In the DA’s filing against the judge, eleven female attorneys offered declarations of how Van Voorhis embarrassed and taunted them in front of juries. Their complaints range from the “Didn’t they teach you that in law school?” line — apparently a favorite of his — to his refusal to limit procedural debates to discussions out of the jury’s earshot. “What would you tell me over here?” the judge is fond of asking. Van Voorhis counters that he’s a proponent of an on-the-record courtroom.
In one declaration, Deputy DA Dana Filkowski complained that in 1997 the judge grilled her for making a simple procedural mistake, then asked, “Am I making you nervous?” At another trial she alerted the bailiff that she might miss an appearance due to a stomach illness, and the judge allegedly retorted through a third party, “Tell her to raise her hand and the bailiff will bring her a trash can.” (She made the court date.)
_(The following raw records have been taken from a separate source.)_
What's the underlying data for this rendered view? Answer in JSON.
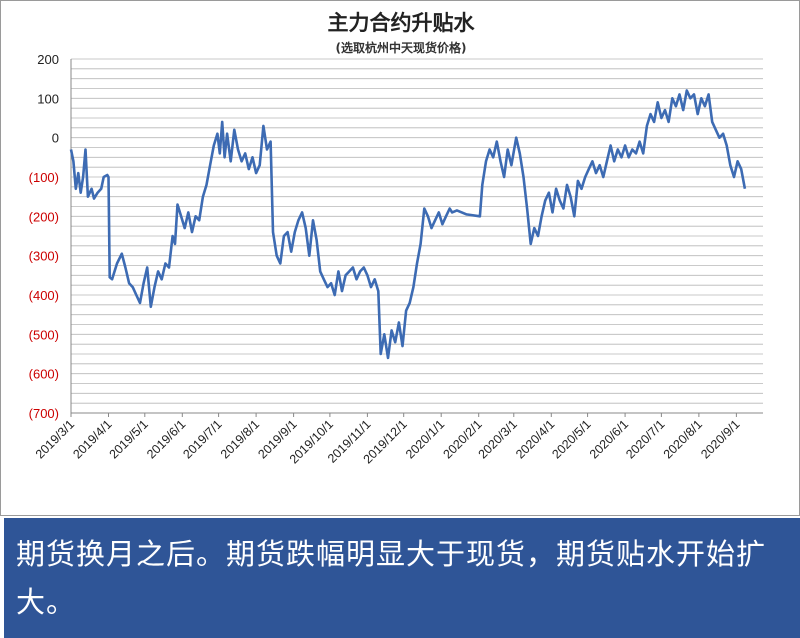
{
  "chart_data": {
    "type": "line",
    "title": "主力合约升贴水",
    "subtitle": "(选取杭州中天现货价格)",
    "xlabel": "",
    "ylabel": "",
    "ylim": [
      -700,
      200
    ],
    "y_tick_values": [
      200,
      100,
      0,
      -100,
      -200,
      -300,
      -400,
      -500,
      -600,
      -700
    ],
    "y_tick_labels": [
      "200",
      "100",
      "0",
      "(100)",
      "(200)",
      "(300)",
      "(400)",
      "(500)",
      "(600)",
      "(700)"
    ],
    "negative_label_color": "#cc0000",
    "positive_label_color": "#222222",
    "x_tick_labels": [
      "2019/3/1",
      "2019/4/1",
      "2019/5/1",
      "2019/6/1",
      "2019/7/1",
      "2019/8/1",
      "2019/9/1",
      "2019/10/1",
      "2019/11/1",
      "2019/12/1",
      "2020/1/1",
      "2020/2/1",
      "2020/3/1",
      "2020/4/1",
      "2020/5/1",
      "2020/6/1",
      "2020/7/1",
      "2020/8/1",
      "2020/9/1"
    ],
    "x_start": "2019-03-01",
    "x_end": "2020-09-23",
    "grid": true,
    "line_color": "#3d6bb3",
    "series": [
      {
        "points": [
          [
            "2019-03-01",
            -30
          ],
          [
            "2019-03-03",
            -60
          ],
          [
            "2019-03-05",
            -130
          ],
          [
            "2019-03-07",
            -90
          ],
          [
            "2019-03-09",
            -140
          ],
          [
            "2019-03-11",
            -100
          ],
          [
            "2019-03-13",
            -30
          ],
          [
            "2019-03-15",
            -150
          ],
          [
            "2019-03-18",
            -130
          ],
          [
            "2019-03-20",
            -155
          ],
          [
            "2019-03-23",
            -140
          ],
          [
            "2019-03-26",
            -130
          ],
          [
            "2019-03-28",
            -100
          ],
          [
            "2019-03-31",
            -95
          ],
          [
            "2019-04-01",
            -100
          ],
          [
            "2019-04-02",
            -355
          ],
          [
            "2019-04-04",
            -360
          ],
          [
            "2019-04-08",
            -320
          ],
          [
            "2019-04-12",
            -295
          ],
          [
            "2019-04-15",
            -330
          ],
          [
            "2019-04-18",
            -370
          ],
          [
            "2019-04-21",
            -380
          ],
          [
            "2019-04-24",
            -400
          ],
          [
            "2019-04-27",
            -420
          ],
          [
            "2019-04-30",
            -370
          ],
          [
            "2019-05-03",
            -330
          ],
          [
            "2019-05-06",
            -430
          ],
          [
            "2019-05-09",
            -380
          ],
          [
            "2019-05-12",
            -340
          ],
          [
            "2019-05-15",
            -360
          ],
          [
            "2019-05-18",
            -320
          ],
          [
            "2019-05-21",
            -330
          ],
          [
            "2019-05-24",
            -250
          ],
          [
            "2019-05-26",
            -270
          ],
          [
            "2019-05-28",
            -170
          ],
          [
            "2019-05-31",
            -200
          ],
          [
            "2019-06-03",
            -230
          ],
          [
            "2019-06-06",
            -190
          ],
          [
            "2019-06-09",
            -240
          ],
          [
            "2019-06-12",
            -200
          ],
          [
            "2019-06-15",
            -210
          ],
          [
            "2019-06-18",
            -150
          ],
          [
            "2019-06-21",
            -120
          ],
          [
            "2019-06-24",
            -70
          ],
          [
            "2019-06-27",
            -20
          ],
          [
            "2019-06-30",
            10
          ],
          [
            "2019-07-02",
            -40
          ],
          [
            "2019-07-04",
            40
          ],
          [
            "2019-07-06",
            -50
          ],
          [
            "2019-07-08",
            10
          ],
          [
            "2019-07-11",
            -60
          ],
          [
            "2019-07-14",
            20
          ],
          [
            "2019-07-17",
            -30
          ],
          [
            "2019-07-20",
            -60
          ],
          [
            "2019-07-23",
            -40
          ],
          [
            "2019-07-26",
            -80
          ],
          [
            "2019-07-29",
            -50
          ],
          [
            "2019-08-01",
            -90
          ],
          [
            "2019-08-04",
            -70
          ],
          [
            "2019-08-07",
            30
          ],
          [
            "2019-08-10",
            -30
          ],
          [
            "2019-08-13",
            -10
          ],
          [
            "2019-08-15",
            -240
          ],
          [
            "2019-08-18",
            -300
          ],
          [
            "2019-08-21",
            -320
          ],
          [
            "2019-08-24",
            -250
          ],
          [
            "2019-08-27",
            -240
          ],
          [
            "2019-08-30",
            -290
          ],
          [
            "2019-09-02",
            -240
          ],
          [
            "2019-09-05",
            -210
          ],
          [
            "2019-09-08",
            -190
          ],
          [
            "2019-09-11",
            -230
          ],
          [
            "2019-09-14",
            -300
          ],
          [
            "2019-09-17",
            -210
          ],
          [
            "2019-09-20",
            -260
          ],
          [
            "2019-09-23",
            -340
          ],
          [
            "2019-09-26",
            -360
          ],
          [
            "2019-09-29",
            -380
          ],
          [
            "2019-10-02",
            -370
          ],
          [
            "2019-10-05",
            -400
          ],
          [
            "2019-10-08",
            -340
          ],
          [
            "2019-10-11",
            -390
          ],
          [
            "2019-10-14",
            -350
          ],
          [
            "2019-10-17",
            -340
          ],
          [
            "2019-10-20",
            -330
          ],
          [
            "2019-10-23",
            -360
          ],
          [
            "2019-10-26",
            -340
          ],
          [
            "2019-10-29",
            -330
          ],
          [
            "2019-11-01",
            -350
          ],
          [
            "2019-11-04",
            -380
          ],
          [
            "2019-11-07",
            -360
          ],
          [
            "2019-11-10",
            -390
          ],
          [
            "2019-11-12",
            -550
          ],
          [
            "2019-11-15",
            -500
          ],
          [
            "2019-11-18",
            -560
          ],
          [
            "2019-11-21",
            -490
          ],
          [
            "2019-11-24",
            -520
          ],
          [
            "2019-11-27",
            -470
          ],
          [
            "2019-11-30",
            -530
          ],
          [
            "2019-12-03",
            -440
          ],
          [
            "2019-12-06",
            -420
          ],
          [
            "2019-12-09",
            -380
          ],
          [
            "2019-12-12",
            -320
          ],
          [
            "2019-12-15",
            -270
          ],
          [
            "2019-12-18",
            -180
          ],
          [
            "2019-12-21",
            -200
          ],
          [
            "2019-12-24",
            -230
          ],
          [
            "2019-12-27",
            -210
          ],
          [
            "2019-12-30",
            -190
          ],
          [
            "2020-01-02",
            -220
          ],
          [
            "2020-01-05",
            -200
          ],
          [
            "2020-01-08",
            -180
          ],
          [
            "2020-01-10",
            -190
          ],
          [
            "2020-01-14",
            -185
          ],
          [
            "2020-01-18",
            -190
          ],
          [
            "2020-01-22",
            -195
          ],
          [
            "2020-02-02",
            -200
          ],
          [
            "2020-02-04",
            -120
          ],
          [
            "2020-02-07",
            -60
          ],
          [
            "2020-02-10",
            -30
          ],
          [
            "2020-02-13",
            -50
          ],
          [
            "2020-02-16",
            -10
          ],
          [
            "2020-02-19",
            -60
          ],
          [
            "2020-02-22",
            -100
          ],
          [
            "2020-02-25",
            -30
          ],
          [
            "2020-02-28",
            -70
          ],
          [
            "2020-03-03",
            0
          ],
          [
            "2020-03-06",
            -40
          ],
          [
            "2020-03-09",
            -100
          ],
          [
            "2020-03-12",
            -180
          ],
          [
            "2020-03-15",
            -270
          ],
          [
            "2020-03-18",
            -230
          ],
          [
            "2020-03-21",
            -250
          ],
          [
            "2020-03-24",
            -200
          ],
          [
            "2020-03-27",
            -160
          ],
          [
            "2020-03-30",
            -140
          ],
          [
            "2020-04-02",
            -190
          ],
          [
            "2020-04-05",
            -130
          ],
          [
            "2020-04-08",
            -160
          ],
          [
            "2020-04-11",
            -180
          ],
          [
            "2020-04-14",
            -120
          ],
          [
            "2020-04-17",
            -150
          ],
          [
            "2020-04-20",
            -200
          ],
          [
            "2020-04-23",
            -110
          ],
          [
            "2020-04-26",
            -130
          ],
          [
            "2020-04-29",
            -100
          ],
          [
            "2020-05-02",
            -80
          ],
          [
            "2020-05-05",
            -60
          ],
          [
            "2020-05-08",
            -90
          ],
          [
            "2020-05-11",
            -70
          ],
          [
            "2020-05-14",
            -100
          ],
          [
            "2020-05-17",
            -60
          ],
          [
            "2020-05-20",
            -20
          ],
          [
            "2020-05-23",
            -60
          ],
          [
            "2020-05-26",
            -30
          ],
          [
            "2020-05-29",
            -50
          ],
          [
            "2020-06-01",
            -20
          ],
          [
            "2020-06-04",
            -50
          ],
          [
            "2020-06-07",
            -30
          ],
          [
            "2020-06-10",
            -40
          ],
          [
            "2020-06-13",
            -10
          ],
          [
            "2020-06-16",
            -40
          ],
          [
            "2020-06-19",
            30
          ],
          [
            "2020-06-22",
            60
          ],
          [
            "2020-06-25",
            40
          ],
          [
            "2020-06-28",
            90
          ],
          [
            "2020-07-01",
            50
          ],
          [
            "2020-07-04",
            70
          ],
          [
            "2020-07-07",
            40
          ],
          [
            "2020-07-10",
            100
          ],
          [
            "2020-07-13",
            80
          ],
          [
            "2020-07-16",
            110
          ],
          [
            "2020-07-19",
            70
          ],
          [
            "2020-07-22",
            120
          ],
          [
            "2020-07-25",
            100
          ],
          [
            "2020-07-28",
            110
          ],
          [
            "2020-07-31",
            60
          ],
          [
            "2020-08-03",
            100
          ],
          [
            "2020-08-06",
            80
          ],
          [
            "2020-08-09",
            110
          ],
          [
            "2020-08-12",
            40
          ],
          [
            "2020-08-15",
            20
          ],
          [
            "2020-08-18",
            0
          ],
          [
            "2020-08-21",
            10
          ],
          [
            "2020-08-24",
            -20
          ],
          [
            "2020-08-27",
            -70
          ],
          [
            "2020-08-30",
            -100
          ],
          [
            "2020-09-02",
            -60
          ],
          [
            "2020-09-05",
            -80
          ],
          [
            "2020-09-08",
            -130
          ]
        ]
      }
    ]
  },
  "caption": {
    "text": "期货换月之后。期货跌幅明显大于现货，期货贴水开始扩大。"
  }
}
Recounting the incident later, Filkowski explained why she hadn’t stepped forward sooner: “New prosecutors are not likely to complain about a judge’s inappropriate conduct toward them because of fear that a complaint would jeopardize their permanent hiring,” she said. “I dealt with this problem by covering up my fear of Judge Van Voorhis and my emotions at his treatment of me. I did not want to appear as if I ‘couldn’t take it.'”
Exoneration may not be in the cards for Van Voorhis. In its ruling, the state commission noted, “The judge admitted the longer he stays on the bench, the more he shows his ‘feelings'” — and that’s precisely what is getting him in trouble. “While we find it laudable that Judge Van Voorhis is a court leader when it comes to productivity,” the commission added, “quantity means much less where quality suffers from ill-tempered jurisprudence.”
Still, the disciplinary body has only yanked four judges from the bench over the past decade, and for crimes far worse than badgering fledgling lawyers. Yet even if the judge survives the panel’s justice, beats the DA’s complaint, and gets back to hearing criminal cases, he’s up for reelection next year. For any would-be rival, the complaints against the incumbent will provide ample political fodder.
Van Voorhis apparently believes he’s providing a needed service. “New attorneys need adequate training,” he writes in his filing. “I have publicly stated that the common problems encountered by new attorneys might be minimized or avoided if there was some way of gathering them and presenting them for review as part of their training.
“Whenever I have said so,” he gripes, “listeners seem to only hear criticism.”